When author Mack Friedman was a teenager in Milwaukee in the 1980s, attending Rufus King High School, his deep interests included spirituality and sexuality, particularly trying to understand his homosexuality.
A child of parents who were scientists and atheists but still culturally Jewish — he recalled in a recent telephone interview that his father created his own “offbeat and funny and great” haggadah — Friedman would visit synagogues and churches on days when people were not there worshipping.
“That is still my favorite time to meditate and practice my own spirituality,” he said. The churches were usually open, but “it was harder to get into [the synagogues] when they were closed.”
As for sexuality, Friedman said that when he was 13 to 15, he “spent hours” at the University of Wisconsin-Milwaukee library reading on the topic, trying to understand himself in a place where he felt “little cultural affirmation” of who he was.
Both of these interests are expressed in Friedman’s first novel and second book, “Setting the Lawn on Fire,” published recently by the University of Wisconsin Press.
Friedman, who now lives in Pittsburgh, was in Wisconsin this month to speak about his book at a Madison book fair and at the Harry W. Schwartz Bookshop on Milwaukee’s East Side.
The novel, Friedman told The Chronicle, is a “coming of age” story – “almost a kind of Huck Finn book, in a way, without being quite as good.” According to the jacket notes, it is about a Jewish gay man who grows up in Milwaukee and “embarks on a journey of sexual discovery that leads him from Wisconsin to Alaska, Philadelphia, and Mexico.”
A ‘Wandering Jew’
Some of this is autobiographical, Friedman said. He did at one point travel to Alaska, and that chapter in the novel “is almost entirely truthful … Those pretty much were my experiences.”
But most of the rest is made up, including the death of the protagonist’s mother, for which he sits shiva in the only clear reference to Judaism in the book, he said. “Life is not neat or tight enough to turn into a good story,” Friedman said.
Yet Judaism and Jewish experience in America are themes of the book, even in the general absence of the former, he said. “I think the character is trying very hard not to see who he really is. A lot of gays go through that. If there’s a thing he feels conflicted about, like religion, he avoids that.”
And Friedman said he has a powerful sense of “American Jewish rootlessness,” a “Wandering Jew feeling.”
“I think that’s what the book expresses about Judaism,” he said. “Jews have always been running. Sometimes they run to stick to [Judaism] and sometimes they are running away from it.”
Friedman himself has certainly wandered in his life. Born in Chicago, he came to Milwaukee as a pre-teen and stayed through high school. He attended a small liberal arts college in Pennsylvania, where he majored in English. He traveled to Alaska and West Virginia; and worked for “a couple of years” as a social worker dealing with street prostitutes in Minneapolis.
This last experience led him to research and write his first book, “Strapped for Cash: A History of American Hustler Culture.” “It was impossible to find decent research” on the history and what worked in helping men and transgender people working as prostitutes, he said. “I was at my wit’s end.”

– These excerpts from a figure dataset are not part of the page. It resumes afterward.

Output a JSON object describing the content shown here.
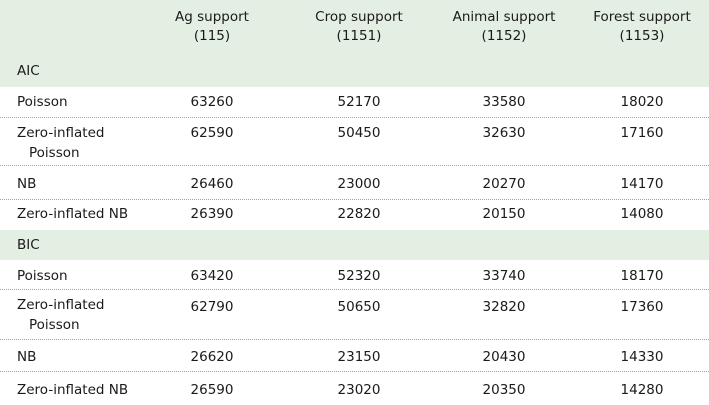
{
  "table": {
    "columns": [
      {
        "name": "Ag support",
        "sub": "(115)"
      },
      {
        "name": "Crop support",
        "sub": "(1151)"
      },
      {
        "name": "Animal support",
        "sub": "(1152)"
      },
      {
        "name": "Forest support",
        "sub": "(1153)"
      }
    ],
    "sections": {
      "aic": {
        "label": "AIC",
        "rows": [
          {
            "label": "Poisson",
            "values": [
              "63260",
              "52170",
              "33580",
              "18020"
            ]
          },
          {
            "label": "Zero-inflated",
            "label2": "Poisson",
            "values": [
              "62590",
              "50450",
              "32630",
              "17160"
            ]
          },
          {
            "label": "NB",
            "values": [
              "26460",
              "23000",
              "20270",
              "14170"
            ]
          },
          {
            "label": "Zero-inflated NB",
            "values": [
              "26390",
              "22820",
              "20150",
              "14080"
            ]
          }
        ]
      },
      "bic": {
        "label": "BIC",
        "rows": [
          {
            "label": "Poisson",
            "values": [
              "63420",
              "52320",
              "33740",
              "18170"
            ]
          },
          {
            "label": "Zero-inflated",
            "label2": "Poisson",
            "values": [
              "62790",
              "50650",
              "32820",
              "17360"
            ]
          },
          {
            "label": "NB",
            "values": [
              "26620",
              "23150",
              "20430",
              "14330"
            ]
          },
          {
            "label": "Zero-inflated NB",
            "values": [
              "26590",
              "23020",
              "20350",
              "14280"
            ]
          }
        ]
      }
    }
  }
}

“I thought I could offer the next person to do this kind of work some information and knowledge to work with,” he said.
Some of that research and experience apparently went into the novel as well. According to the jacket notes, the protagonist becomes “a hustler who learns to provide the blank canvas for other people’s dreams.”
But the primary sources for the second book were “collections of fantasies and desires and fears and imaginations” that he had been writing since he was “17 or 18.”
He revamped that material considerably for the novel. “When you write when you’re 19, you’re not very good at it,” he said. Nevertheless, he “tried to remain true to the voice I had back then…. It is very raw in that respect.”
Friedman now works in an HIV clinic and is working on a master’s degree in public health while doing research at the clinic. And it is likely that some of this experience will become material for his next book, he said.
“I was an HIV tester for a long time,” he said. “And here where I live, that is like being a priest. People will tell you their darkest secrets and seek forgiveness or punishment in the test results.”
So the next book will be “looking at HIV as a metaphor for sin and punishment and expiation,” but it “will be a little time in the making.”